Ray went to speak, he wasn't happy but I palmed him to wait.

"It was an excuse as Sarah found. I thought the whole clinical procedure was devoid of the love which should be part of having a child. I baulked at doctors poking at me, using me like a petri dish. Over time I made this into a mountain I couldn't get over. As I did, I began to blame you. You didn't know so how could you be to blame.

"With you at fault, I began slowly backing away from you. Your wishes became less important to me. Your spreadsheet showed me that. The holidays, the visits to the theatre, the other things we did together. Sarah has shown me how slowly it crept up so I wasn't consciously aware I was doing it.

"She asked about our sex life and I said it was good. She asked for your opinion and I stammered, "you thought it was pitiful." When she broke me down and I spoke about it, you were right. I went from edging you on my tongue to never touching your cock. I went from grabbing you when you came in the door and fucking you silly to never instigating sex. I stopped the roleplay, any adventure. Even on our holidays, I favoured keeping my hair intact over having you fuck me senseless.

"You were right, it was pitiful.

"I wasn't consciously aware that I was so unhappy with our marriage. All this made me easy prey for a skilled seductress such as Melissa. She has the ability to read peoples' emotions and preyed on those of us who were unsatisfied even if we didn't understand we were.

"It took her months to get me to open up but she did. By then I needed someone to rant about you to due to my anger with you. She manipulated my thinking about you. With my thirtieth coming up I was easy prey. Feeling old, no children and what I now see, apparently in a loveless marriage. Much of it my own fault. With those thoughts implanted within me, those drugs made me open to having sex with others. I'm so sorry.

"I wish I had known about Sarah long ago. While she's lovely and warm, she is unerring with her arrows. She's made me face my emotions, my guilt. I've never felt such pain as she's released in me. She's begun to show me how I can rebuild myself to be better. Even with what I know now and I still have a long way to go, I'd never have driven us apart.

"Quite a while ago, Aileen had managed to get out of me how bad our sex life truly was. She offered to come to our home and show you how to caress my breasts, eat my pussy. She'd even peg you if you wished. We could fuck but she wouldn't fuck you. She takes being a lesbian seriously. I wish I'd accepted her offer. She says it's still on the table."

Ray's eyes couldn't be open any wider.

"Sarah would like you to speak with her as she feels she can help your anger. It won't be easy. She believes you avoided confronting me much like I never confronted you. By confronting your demons, it may help you in your future.

"Ellie and Dan are seeing Sarah. She initially helped them communicate better. He understands it was the drugs which caused Ellie to fuck those two guys. He's not over it but is in a better place. In addition to their communications between them, Sarah has been working with them on their sex life which Ellie admits she had allowed to deteriorate. She's determined, she will be a hot wife for him and him only. He does look tired more often now.

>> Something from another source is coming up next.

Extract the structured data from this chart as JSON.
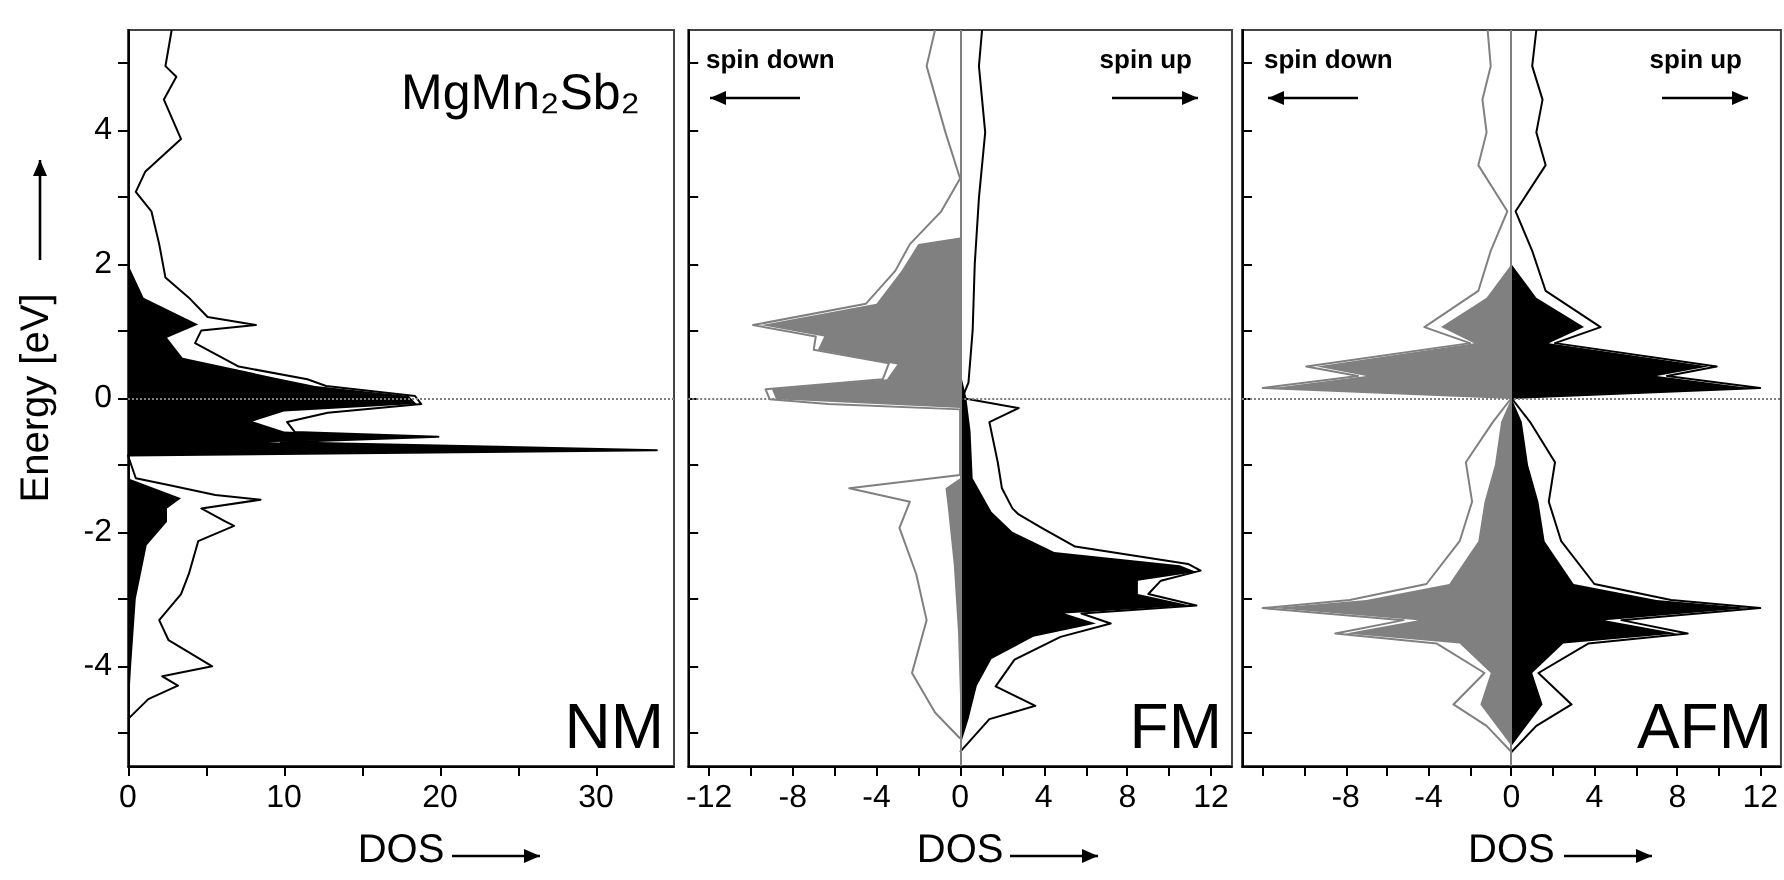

"I wish I thought it would be possible for us to rebuild a better marriage but I know your feelings on adultery."

I looked at Ray, "I'm so sorry for all the pain I've caused you. Despite the years I've mistreated you, failed you, I still love you. If you wish, I'll strip and lay over the table. Take you belt and give me thirty lashes, one for each year of being stupid.

"I'll always love you but I'll sign the divorce forms as I've spoken with you. Ask any question you wish. I'll answer truthfully."

Ray sat looking into his mug. It was his St Johnstone v Eskishirspor from 2012 in the Europa league. We used to go to matches together but I stopped going.